New studies, however, suggest that certain fruits, like grapes and blueberries when eaten together, can have a significant effect on brain power. Although previous research already showed that supplementing your diet with polyphenol-rich fruits and vegetables such as grapes and acai berries could minimize age-related physical decline, a new study published last month from researchers in Bordeaux and Quebec has expanded upon this theory.
The researchers carried out numerous randomized, double-blind, placebo-controlled trials that evaluated memory, spatial recognition, and learning on four groups of both young and old mice in which half of the mice received a diet rich in polyphenol extracts from grapes and blueberries, while the other half were given a regular diet. The scientists found that the positive effects of a polyphenol-rich extract from grapes were significantly enhanced when paired with a polyphenol-rich extract from blueberries, producing a stronger effect than either extract on its own.
The study found that older mice fed the polyphenol-rich diet spent much more time looking at objects they had never seen before while ignoring those they had. They could also remember where the exit was in their swimming pool even though the start point was changed during each swim session, and they generally lived a longer sharper life. Surprisingly, 52% of the mice fed the normal diet died before any of the mice from the control-diet group.
Following the tests, the mice had much higher levels of polyphenols in their blood plasma and brain, which suggests that daily supplements of blueberry and grape extract together enhanced memory and brain function, as well as neurogenesis – the development and regeneration of new brain cells – specifically in the hippocampus, as well as neuroplasticity, an indicator of age-related neuro-decline.

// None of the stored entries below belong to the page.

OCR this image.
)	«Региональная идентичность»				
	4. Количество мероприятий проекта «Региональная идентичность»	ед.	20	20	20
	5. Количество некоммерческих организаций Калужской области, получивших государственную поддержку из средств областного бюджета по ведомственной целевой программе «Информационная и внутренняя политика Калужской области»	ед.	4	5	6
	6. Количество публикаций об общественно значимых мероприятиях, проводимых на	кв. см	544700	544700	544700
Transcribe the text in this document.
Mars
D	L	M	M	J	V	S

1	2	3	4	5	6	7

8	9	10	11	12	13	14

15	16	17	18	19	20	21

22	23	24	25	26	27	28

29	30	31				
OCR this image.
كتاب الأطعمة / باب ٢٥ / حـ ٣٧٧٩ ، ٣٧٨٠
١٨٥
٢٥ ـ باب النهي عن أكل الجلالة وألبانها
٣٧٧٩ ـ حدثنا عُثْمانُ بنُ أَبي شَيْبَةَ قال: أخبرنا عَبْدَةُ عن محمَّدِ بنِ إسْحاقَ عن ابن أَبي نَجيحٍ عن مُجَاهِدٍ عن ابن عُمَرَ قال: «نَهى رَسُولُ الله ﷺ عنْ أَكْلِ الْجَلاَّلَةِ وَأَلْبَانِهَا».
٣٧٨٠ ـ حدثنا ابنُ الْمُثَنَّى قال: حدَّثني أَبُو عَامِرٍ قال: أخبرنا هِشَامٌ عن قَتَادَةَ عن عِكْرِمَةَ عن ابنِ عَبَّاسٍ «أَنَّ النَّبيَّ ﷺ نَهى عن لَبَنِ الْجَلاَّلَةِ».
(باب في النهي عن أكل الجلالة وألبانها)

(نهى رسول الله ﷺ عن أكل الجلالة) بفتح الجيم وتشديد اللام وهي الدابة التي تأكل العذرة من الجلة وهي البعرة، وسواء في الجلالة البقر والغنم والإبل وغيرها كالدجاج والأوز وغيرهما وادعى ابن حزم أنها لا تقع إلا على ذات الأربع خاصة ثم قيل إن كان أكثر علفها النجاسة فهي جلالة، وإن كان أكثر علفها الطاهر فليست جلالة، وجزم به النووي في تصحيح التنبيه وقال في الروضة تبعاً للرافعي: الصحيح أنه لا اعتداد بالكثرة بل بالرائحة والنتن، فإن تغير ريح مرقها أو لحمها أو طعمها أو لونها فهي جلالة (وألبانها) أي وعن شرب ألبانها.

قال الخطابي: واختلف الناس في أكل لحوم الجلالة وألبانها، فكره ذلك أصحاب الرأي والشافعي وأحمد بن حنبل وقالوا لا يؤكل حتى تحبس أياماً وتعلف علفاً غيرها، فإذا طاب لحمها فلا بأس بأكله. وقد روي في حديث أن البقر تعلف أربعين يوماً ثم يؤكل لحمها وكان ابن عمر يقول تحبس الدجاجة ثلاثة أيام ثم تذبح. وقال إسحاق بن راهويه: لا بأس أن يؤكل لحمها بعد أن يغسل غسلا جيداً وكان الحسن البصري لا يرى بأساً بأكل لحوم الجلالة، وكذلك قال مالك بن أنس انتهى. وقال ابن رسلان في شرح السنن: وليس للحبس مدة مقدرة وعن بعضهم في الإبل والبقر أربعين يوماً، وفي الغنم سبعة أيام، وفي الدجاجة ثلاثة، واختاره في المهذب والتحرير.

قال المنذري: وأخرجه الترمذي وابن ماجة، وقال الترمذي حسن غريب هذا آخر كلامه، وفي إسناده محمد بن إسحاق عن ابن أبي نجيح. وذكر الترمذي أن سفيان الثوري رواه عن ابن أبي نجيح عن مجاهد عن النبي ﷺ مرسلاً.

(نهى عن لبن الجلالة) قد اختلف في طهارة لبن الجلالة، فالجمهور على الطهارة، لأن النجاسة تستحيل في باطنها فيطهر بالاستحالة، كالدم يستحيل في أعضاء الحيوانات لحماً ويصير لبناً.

“Although the exact mechanism is difficult to pinpoint, our data provides evidence of both direct and indirect effects on the brain. The well-being of aged people is closely linked to good memory performance and proper brain functioning, which very often deteriorate during aging,” the researchers noted. “Together, the data obtained in this study are in line with the hypothesis that optimized preventive nutrition may promote the maintenance of a satisfactory cognitive state in elderly subjects and may thus prevent or delay dementia, and contribute to healthy aging.”
So, it appears we should all add a bowl of grapes and blueberries to our diet. If nothing else, it can’t hurt.